Flushing Program Launched After 5 L.A. Schools Report Murky Tap Water

bottled waterLOS ANGELES (CBSLA.com) —  The Los Angeles City Council Tuesday demanded answers from the Los Angeles Department of Water and Power after five L.A. schools complained of murky water.

LAUSD officials said the district heard of the cloudy water late last week from principals and plant managers from Flournoy Elementary, Compton Avenue Elementary, 96th Street Elementary, Grape Street Elementary and Florence Griffith-Joyner Elementary.

The schools handed out bottles of water and told students to stay away from water fountains.

DWP spokeswoman Amanda Parsons said, the schools chose to use bottled water on their own. She insisted that the water coming from the pipes has been tested and is safe to drink. The changes in color, she said, were only because of sediment shifting in the pipes, which is normal.
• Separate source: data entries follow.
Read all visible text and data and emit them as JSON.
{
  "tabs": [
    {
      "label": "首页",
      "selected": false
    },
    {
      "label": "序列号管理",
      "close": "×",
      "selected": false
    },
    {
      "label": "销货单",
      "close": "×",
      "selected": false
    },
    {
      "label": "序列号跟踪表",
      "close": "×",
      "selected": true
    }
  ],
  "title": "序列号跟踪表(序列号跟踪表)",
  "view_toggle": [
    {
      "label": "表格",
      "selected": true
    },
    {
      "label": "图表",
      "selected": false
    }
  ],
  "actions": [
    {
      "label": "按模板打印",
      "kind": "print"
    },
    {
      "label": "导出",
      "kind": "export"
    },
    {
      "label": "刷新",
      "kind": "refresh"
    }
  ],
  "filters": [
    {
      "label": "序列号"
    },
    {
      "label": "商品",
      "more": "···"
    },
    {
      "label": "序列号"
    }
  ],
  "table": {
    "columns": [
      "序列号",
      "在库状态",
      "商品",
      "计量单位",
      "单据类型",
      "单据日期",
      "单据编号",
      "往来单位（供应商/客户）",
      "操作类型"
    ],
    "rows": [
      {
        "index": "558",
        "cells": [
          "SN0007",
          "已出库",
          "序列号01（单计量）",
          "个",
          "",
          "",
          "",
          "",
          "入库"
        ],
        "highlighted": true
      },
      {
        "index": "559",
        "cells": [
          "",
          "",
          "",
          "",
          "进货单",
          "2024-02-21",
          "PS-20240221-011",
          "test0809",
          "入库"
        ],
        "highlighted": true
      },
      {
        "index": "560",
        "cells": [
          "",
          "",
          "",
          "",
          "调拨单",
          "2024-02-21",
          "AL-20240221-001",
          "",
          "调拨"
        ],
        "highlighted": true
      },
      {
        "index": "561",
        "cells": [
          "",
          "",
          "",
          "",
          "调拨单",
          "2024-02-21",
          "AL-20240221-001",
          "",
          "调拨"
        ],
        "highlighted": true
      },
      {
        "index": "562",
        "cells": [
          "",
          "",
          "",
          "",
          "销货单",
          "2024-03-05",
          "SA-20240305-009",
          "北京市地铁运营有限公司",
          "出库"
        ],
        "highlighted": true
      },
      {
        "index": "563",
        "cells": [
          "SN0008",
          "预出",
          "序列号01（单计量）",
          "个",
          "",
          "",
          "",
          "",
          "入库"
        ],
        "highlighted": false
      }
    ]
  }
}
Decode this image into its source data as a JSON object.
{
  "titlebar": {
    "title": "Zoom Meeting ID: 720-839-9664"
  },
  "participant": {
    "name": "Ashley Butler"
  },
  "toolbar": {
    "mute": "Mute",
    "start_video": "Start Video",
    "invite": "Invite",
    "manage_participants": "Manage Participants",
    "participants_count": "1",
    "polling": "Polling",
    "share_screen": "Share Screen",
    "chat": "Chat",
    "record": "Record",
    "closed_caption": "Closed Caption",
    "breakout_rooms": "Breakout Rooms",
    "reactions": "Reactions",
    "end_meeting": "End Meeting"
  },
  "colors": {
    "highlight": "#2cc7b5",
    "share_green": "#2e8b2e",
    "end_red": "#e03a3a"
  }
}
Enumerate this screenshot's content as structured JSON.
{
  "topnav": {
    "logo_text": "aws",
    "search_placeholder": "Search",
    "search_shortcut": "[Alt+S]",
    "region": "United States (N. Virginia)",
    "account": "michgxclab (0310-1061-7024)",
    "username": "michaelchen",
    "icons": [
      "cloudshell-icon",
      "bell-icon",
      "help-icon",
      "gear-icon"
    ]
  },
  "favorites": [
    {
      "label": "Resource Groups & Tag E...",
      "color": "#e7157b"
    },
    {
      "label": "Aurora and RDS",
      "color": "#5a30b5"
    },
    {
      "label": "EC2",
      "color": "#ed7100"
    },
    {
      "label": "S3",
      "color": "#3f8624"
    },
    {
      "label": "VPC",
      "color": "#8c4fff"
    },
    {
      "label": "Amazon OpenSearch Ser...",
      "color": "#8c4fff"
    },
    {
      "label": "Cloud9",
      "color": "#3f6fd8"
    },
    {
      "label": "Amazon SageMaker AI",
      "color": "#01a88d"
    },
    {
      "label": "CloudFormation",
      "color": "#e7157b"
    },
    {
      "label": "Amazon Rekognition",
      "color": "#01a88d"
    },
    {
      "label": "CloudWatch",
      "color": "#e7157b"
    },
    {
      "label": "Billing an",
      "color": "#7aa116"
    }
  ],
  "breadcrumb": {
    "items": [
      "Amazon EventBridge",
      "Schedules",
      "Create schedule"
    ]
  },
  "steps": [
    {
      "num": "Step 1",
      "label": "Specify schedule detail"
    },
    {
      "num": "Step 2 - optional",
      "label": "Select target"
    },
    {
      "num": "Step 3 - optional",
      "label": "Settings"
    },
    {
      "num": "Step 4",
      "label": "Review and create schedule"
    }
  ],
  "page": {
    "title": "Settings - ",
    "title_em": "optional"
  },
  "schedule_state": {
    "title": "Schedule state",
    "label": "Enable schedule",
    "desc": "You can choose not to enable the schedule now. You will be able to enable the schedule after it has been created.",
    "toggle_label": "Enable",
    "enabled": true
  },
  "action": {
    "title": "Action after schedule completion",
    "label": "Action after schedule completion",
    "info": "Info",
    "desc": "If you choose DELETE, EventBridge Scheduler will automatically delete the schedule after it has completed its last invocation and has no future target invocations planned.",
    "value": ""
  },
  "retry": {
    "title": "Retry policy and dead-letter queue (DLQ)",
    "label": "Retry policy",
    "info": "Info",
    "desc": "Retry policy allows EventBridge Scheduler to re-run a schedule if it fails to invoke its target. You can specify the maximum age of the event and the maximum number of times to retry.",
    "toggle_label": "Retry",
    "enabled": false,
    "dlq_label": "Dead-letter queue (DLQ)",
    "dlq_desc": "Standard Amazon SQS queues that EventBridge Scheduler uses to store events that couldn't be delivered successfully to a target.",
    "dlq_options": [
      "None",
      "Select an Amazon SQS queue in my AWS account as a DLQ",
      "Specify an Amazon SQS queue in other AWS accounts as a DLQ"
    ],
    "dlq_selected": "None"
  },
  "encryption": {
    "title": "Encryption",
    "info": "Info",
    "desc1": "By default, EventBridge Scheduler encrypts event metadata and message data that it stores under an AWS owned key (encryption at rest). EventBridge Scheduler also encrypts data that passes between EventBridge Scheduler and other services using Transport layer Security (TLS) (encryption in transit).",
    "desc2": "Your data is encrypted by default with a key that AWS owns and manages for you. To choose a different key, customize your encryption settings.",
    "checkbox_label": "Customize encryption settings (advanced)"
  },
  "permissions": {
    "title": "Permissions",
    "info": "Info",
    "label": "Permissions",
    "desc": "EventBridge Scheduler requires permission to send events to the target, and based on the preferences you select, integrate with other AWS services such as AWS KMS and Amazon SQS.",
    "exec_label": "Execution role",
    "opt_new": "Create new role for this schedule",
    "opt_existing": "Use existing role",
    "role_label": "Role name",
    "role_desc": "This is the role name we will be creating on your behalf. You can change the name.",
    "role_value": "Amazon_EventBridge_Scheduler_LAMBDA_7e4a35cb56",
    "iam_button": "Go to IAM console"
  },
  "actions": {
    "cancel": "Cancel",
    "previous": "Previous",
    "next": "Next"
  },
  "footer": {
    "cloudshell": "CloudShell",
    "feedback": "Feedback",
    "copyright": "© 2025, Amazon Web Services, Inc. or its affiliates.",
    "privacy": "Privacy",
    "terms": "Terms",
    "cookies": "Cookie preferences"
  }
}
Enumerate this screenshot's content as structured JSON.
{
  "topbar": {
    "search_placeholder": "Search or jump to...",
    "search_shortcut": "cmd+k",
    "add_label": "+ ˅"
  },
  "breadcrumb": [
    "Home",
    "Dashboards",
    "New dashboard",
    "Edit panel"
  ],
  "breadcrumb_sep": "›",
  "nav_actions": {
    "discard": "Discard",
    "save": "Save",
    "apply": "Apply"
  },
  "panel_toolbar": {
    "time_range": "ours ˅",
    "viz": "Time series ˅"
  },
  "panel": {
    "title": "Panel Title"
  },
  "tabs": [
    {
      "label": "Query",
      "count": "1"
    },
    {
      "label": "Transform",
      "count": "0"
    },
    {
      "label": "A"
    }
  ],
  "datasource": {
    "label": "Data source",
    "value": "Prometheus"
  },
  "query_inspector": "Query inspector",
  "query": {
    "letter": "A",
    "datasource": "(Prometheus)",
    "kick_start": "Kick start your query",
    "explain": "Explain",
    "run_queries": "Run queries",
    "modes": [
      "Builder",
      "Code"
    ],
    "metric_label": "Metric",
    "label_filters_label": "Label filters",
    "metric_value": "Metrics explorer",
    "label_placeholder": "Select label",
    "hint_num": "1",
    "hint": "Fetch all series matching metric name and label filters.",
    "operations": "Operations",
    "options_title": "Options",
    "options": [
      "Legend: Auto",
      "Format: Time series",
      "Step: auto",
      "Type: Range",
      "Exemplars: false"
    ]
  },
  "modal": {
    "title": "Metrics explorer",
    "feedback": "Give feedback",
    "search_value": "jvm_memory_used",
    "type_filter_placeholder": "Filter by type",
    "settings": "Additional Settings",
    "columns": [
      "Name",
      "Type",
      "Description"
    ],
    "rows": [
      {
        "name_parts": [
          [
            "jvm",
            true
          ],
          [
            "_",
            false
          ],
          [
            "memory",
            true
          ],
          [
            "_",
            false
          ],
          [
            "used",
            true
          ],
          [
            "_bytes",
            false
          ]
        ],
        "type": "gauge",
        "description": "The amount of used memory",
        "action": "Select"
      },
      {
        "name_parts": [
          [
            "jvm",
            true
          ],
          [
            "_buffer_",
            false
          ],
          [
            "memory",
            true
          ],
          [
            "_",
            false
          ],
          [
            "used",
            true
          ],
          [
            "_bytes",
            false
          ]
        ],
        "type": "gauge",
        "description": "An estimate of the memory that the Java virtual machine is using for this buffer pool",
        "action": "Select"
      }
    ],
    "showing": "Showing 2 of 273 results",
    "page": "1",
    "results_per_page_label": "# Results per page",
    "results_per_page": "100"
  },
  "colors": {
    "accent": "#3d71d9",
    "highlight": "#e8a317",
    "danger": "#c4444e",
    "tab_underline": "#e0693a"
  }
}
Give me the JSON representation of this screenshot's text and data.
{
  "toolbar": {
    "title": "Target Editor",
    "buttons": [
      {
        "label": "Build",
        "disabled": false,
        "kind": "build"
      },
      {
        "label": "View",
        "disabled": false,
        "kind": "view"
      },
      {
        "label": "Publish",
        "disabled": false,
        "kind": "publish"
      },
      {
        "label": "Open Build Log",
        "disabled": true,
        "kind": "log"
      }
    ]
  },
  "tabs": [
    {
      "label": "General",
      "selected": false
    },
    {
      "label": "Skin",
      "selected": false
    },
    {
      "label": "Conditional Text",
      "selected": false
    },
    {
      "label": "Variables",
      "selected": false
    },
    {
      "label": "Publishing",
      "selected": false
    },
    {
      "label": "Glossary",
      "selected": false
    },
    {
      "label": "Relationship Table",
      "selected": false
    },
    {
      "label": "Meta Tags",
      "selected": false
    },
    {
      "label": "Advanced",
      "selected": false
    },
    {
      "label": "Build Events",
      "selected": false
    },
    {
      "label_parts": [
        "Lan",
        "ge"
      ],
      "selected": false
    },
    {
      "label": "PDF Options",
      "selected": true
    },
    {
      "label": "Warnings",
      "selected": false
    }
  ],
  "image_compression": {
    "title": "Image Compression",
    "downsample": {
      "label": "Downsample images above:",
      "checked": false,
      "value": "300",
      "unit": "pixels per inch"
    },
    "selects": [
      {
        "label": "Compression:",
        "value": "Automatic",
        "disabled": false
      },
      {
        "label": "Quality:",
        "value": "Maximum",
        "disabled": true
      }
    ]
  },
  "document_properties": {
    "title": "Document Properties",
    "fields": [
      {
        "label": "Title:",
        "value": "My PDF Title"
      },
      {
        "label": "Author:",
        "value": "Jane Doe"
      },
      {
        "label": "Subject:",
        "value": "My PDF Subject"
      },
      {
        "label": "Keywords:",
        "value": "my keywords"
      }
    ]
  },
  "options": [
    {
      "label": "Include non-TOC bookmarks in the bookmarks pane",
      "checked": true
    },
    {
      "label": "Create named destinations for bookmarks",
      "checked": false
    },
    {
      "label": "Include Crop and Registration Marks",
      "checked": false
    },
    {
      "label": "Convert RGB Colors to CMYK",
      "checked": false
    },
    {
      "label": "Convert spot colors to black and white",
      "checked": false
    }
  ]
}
At Tuesday’s meeting, Tim Watkins of the Watts Labor Community Action Committee brought bottles of brown water he said were provided by residents who said the samples came from their taps.

DWP Water Operations Manager Marty Adams told the council that LAUSD officials notified them last Thursday about the cloudy water. He said DWP officials did not find any cloudiness in the water during a test on Friday, but that cloudy water occurs intermittently. The next water test is scheduled Wednesday.

DWP officials are unsure of the exact source of the sediment and will be investigating as they move forward with the pipe-flushing, which is set to begin Wednesday and continue for a month, Adams said.

The city council has scheduled a hearing for late June to get more answers.

Parsons said, the murky water is unrelated to a water treatment failure earlier this year. On Jan. 15, a chlorine pump at the 99th Street Wells Water Treatment Facility malfunctioned. For six hours, water that was not fully disinfected flowed into the drinking supply in the neighborhoods of Green Meadows and Watts.

But the city said the DWP did not notify people in the affected neighborhoods until April 22.

Adams said there was clearly a major communications problem. “Ideally, we should have known right then in January. We should have it reported up the next day.”